Two Smart Men is a 1940 British second feature ('B') comedy film directed, written and produced by Widgey R. Newman and starring Leslie Fuller, Wally Patch and Margaret Yarde.

== Plot ==
Jimmy gets an invitation from his old friend Henry Smith, to keep him company while his wife is off on a cruise, with his sister Lavinia being left in charge of the house. Social-climbing Lavinia arranges a dinner party and invites a Duchess to meet a new designer. But the latter is a crook, only after the Duchess's jewels.

== Cast ==
- Leslie Fuller as Jimmy
- Wally Patch as Wally
- Margaret Yarde as Mrs. Smith
- Pamela Bevan as Pamela
- George Turner as Henry Smith

== Reception ==
The Monthly Film Bulletin wrote: "There is a good deal of knockabout farce, comic situations and misunderstandings, but the result is only slightly funny. Neither acting nor dialogue is on a high level."
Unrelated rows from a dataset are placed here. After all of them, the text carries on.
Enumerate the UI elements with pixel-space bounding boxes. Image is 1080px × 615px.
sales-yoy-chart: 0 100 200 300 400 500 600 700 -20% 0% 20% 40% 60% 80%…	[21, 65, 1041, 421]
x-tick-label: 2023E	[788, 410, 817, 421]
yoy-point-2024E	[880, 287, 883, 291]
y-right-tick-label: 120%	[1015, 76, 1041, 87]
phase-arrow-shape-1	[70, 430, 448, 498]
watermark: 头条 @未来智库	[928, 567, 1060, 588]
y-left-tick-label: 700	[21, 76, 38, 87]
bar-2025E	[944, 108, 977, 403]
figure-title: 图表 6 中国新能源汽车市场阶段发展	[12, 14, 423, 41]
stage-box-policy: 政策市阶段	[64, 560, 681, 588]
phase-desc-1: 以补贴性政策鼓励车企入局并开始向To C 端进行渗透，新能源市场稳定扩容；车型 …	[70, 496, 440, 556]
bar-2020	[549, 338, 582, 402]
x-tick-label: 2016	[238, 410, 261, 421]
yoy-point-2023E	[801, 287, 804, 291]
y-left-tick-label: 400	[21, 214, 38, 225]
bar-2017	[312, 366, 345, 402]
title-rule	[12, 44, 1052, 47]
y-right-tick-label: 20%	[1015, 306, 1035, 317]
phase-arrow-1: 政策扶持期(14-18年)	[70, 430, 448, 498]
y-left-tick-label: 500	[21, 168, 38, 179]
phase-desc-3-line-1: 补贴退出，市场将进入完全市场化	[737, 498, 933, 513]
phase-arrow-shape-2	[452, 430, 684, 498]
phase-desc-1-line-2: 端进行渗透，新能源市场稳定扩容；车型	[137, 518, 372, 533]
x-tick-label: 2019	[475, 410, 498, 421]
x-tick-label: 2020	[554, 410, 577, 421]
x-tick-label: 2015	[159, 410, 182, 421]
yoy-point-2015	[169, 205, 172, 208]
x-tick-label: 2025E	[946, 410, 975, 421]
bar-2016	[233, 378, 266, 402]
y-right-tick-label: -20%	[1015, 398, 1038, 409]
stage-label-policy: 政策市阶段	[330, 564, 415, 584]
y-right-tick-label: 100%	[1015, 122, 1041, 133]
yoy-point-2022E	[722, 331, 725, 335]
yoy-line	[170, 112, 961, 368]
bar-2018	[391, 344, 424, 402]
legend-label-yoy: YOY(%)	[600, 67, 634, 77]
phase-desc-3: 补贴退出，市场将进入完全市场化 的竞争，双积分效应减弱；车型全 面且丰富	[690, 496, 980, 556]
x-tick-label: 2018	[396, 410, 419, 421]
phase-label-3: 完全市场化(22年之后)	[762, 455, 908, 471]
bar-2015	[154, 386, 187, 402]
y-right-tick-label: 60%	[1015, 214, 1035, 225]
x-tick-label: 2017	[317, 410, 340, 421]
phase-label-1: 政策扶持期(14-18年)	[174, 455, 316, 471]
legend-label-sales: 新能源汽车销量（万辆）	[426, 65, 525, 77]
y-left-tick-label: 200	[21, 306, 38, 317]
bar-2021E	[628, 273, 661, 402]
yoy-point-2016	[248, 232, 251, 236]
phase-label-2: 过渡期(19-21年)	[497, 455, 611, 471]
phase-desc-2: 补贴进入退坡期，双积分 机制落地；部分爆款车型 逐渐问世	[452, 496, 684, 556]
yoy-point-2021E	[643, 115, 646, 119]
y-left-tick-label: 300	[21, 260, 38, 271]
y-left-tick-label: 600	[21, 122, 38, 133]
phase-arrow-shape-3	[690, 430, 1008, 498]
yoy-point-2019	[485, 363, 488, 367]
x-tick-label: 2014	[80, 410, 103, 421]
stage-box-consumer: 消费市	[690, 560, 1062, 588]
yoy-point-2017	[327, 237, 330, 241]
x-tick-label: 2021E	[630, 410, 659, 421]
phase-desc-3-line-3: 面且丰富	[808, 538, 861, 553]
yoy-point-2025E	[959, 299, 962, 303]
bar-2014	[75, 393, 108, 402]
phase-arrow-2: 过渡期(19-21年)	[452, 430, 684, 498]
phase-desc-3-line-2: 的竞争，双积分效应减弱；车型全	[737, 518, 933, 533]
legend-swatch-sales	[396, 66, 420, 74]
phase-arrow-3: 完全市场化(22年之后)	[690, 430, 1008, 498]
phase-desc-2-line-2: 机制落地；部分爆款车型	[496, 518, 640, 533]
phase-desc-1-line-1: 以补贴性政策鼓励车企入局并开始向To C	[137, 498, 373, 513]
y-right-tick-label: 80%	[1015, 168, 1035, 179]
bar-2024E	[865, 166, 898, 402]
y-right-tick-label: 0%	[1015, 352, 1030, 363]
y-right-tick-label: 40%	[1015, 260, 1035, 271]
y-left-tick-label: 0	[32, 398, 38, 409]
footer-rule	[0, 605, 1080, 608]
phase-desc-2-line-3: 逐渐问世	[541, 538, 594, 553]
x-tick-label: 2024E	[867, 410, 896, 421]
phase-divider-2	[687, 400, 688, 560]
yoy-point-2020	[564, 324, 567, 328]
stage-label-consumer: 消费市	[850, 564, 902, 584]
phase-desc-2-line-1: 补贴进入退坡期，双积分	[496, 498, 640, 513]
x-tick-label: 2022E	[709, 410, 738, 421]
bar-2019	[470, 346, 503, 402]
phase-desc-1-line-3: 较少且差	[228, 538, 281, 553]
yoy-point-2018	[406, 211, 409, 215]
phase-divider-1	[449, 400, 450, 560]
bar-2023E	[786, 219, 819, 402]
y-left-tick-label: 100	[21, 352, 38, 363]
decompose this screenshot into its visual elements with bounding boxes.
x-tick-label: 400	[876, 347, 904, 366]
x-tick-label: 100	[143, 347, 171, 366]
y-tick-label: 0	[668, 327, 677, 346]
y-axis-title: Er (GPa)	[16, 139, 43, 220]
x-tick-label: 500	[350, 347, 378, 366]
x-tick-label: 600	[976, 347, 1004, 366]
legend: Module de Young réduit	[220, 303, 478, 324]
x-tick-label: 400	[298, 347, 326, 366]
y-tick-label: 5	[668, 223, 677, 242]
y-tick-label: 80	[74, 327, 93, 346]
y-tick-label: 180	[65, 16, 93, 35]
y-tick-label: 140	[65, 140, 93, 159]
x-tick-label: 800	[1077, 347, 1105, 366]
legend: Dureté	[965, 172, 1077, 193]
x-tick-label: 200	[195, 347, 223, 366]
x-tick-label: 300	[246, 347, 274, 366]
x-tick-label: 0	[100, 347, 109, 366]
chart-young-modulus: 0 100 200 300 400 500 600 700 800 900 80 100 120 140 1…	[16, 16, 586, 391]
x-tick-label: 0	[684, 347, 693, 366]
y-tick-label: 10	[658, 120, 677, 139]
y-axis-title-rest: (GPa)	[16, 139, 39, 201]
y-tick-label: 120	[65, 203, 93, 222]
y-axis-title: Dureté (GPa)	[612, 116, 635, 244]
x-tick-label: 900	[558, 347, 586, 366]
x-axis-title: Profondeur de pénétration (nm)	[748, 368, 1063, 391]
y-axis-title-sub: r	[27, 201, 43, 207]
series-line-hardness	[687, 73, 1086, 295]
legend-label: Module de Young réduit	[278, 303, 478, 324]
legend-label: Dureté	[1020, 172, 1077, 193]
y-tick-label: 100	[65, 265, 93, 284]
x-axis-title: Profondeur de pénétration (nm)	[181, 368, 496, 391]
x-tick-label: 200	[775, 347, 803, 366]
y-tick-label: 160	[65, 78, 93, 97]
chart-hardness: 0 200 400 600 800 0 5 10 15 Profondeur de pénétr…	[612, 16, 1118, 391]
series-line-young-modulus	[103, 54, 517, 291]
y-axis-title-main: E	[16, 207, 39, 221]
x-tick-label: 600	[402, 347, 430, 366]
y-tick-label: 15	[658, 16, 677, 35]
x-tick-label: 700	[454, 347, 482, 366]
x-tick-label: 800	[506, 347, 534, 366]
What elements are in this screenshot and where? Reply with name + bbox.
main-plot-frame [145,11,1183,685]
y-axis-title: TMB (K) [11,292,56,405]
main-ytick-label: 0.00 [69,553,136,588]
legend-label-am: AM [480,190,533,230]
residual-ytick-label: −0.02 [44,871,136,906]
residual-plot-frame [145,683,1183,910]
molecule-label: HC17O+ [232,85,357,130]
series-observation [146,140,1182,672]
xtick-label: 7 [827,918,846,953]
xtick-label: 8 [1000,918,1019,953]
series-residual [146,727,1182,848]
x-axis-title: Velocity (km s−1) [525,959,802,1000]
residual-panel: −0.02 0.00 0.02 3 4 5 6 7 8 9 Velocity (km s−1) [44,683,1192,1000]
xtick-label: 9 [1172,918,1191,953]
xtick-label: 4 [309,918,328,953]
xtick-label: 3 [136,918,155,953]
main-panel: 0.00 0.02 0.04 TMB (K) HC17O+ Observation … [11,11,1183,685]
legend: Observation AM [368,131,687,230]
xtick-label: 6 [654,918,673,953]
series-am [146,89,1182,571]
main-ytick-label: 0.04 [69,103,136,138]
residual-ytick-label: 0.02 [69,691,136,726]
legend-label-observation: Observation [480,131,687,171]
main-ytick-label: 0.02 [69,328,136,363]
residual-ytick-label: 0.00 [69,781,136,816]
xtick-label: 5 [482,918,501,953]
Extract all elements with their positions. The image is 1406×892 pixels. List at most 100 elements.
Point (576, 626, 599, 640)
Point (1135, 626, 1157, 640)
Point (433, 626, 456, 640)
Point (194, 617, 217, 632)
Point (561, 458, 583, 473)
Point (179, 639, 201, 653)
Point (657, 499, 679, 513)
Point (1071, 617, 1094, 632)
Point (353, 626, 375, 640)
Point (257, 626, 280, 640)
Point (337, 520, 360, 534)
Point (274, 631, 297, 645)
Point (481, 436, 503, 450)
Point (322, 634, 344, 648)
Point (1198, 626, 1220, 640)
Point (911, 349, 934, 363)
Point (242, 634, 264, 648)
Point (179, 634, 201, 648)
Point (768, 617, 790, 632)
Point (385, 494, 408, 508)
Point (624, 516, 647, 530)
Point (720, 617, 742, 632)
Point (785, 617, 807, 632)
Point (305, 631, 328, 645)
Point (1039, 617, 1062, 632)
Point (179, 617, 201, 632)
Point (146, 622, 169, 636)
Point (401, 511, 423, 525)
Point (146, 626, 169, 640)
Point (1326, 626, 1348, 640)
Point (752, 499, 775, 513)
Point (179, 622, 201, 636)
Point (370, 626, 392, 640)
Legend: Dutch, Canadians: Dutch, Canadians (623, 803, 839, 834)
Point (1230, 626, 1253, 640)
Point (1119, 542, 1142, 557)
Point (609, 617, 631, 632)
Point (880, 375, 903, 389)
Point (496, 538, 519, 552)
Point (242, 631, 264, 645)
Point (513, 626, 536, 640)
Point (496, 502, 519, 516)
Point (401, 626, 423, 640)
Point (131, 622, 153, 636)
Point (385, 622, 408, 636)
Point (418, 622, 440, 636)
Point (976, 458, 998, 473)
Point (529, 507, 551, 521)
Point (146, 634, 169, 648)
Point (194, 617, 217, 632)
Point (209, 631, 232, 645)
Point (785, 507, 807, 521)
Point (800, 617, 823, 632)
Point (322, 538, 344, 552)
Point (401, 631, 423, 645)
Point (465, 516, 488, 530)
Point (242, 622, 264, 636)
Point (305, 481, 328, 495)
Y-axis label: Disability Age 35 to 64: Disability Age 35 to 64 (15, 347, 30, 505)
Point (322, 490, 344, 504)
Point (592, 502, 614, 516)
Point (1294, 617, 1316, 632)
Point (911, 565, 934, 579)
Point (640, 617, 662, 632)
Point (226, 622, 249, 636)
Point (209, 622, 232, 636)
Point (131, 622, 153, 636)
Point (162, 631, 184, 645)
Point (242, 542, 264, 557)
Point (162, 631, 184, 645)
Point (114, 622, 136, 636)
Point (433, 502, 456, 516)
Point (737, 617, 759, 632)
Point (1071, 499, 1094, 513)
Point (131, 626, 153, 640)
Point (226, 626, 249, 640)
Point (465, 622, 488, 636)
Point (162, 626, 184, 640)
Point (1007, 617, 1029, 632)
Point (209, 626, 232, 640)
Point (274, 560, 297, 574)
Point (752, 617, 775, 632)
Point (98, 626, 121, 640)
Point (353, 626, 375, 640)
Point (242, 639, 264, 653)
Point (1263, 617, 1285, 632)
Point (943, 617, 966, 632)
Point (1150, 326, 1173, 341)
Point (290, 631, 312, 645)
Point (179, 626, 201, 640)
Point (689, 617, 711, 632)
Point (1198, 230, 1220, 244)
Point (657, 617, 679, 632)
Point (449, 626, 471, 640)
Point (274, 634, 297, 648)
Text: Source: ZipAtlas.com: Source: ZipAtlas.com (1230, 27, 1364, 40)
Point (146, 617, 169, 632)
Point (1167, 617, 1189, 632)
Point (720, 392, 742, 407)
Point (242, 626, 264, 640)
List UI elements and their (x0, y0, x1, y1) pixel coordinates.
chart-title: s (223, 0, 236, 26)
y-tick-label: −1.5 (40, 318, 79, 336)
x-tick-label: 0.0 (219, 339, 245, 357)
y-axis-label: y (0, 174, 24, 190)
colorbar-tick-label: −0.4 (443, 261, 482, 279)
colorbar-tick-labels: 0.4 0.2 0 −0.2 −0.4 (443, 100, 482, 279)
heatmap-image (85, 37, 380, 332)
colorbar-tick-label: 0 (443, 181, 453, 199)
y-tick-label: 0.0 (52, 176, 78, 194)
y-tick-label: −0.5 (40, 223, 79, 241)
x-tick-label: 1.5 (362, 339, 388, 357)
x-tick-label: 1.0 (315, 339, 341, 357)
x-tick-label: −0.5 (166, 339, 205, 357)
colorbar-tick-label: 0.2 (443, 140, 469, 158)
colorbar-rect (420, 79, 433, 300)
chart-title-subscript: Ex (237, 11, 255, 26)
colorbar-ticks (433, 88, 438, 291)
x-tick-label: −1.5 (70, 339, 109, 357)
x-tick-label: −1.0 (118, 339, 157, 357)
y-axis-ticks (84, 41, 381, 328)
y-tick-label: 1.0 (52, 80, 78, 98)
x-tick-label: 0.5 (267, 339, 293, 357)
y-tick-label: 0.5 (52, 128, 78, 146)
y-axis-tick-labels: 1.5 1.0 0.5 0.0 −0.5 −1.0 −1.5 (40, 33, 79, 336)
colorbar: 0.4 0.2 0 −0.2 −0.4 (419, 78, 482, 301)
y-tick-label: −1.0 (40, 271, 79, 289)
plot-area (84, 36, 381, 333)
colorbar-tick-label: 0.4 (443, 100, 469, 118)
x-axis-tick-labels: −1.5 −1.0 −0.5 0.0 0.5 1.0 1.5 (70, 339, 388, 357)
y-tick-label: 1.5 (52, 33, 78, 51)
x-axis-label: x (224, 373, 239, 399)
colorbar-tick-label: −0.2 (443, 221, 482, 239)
Kine Weekly wrote: "The story covers a lot of territory, and also introduces a new and promising juvenile star in Pamela Bevan, but wide as its scope is it is not, unfortunately, always accompanied by a corresponding number of laughs. ... Still, misleading, haphazard and disjointed as it is, the film is not without popular horseplay. ... Leslie Fuller works hard as Jimmy, and in spite of the part scores a fair number of laughs. Wally Patch and Margaret arde are Wally and Mrs. Smith, but seldom, if ever, have co-stars been dismissed with such inconspicuous roles."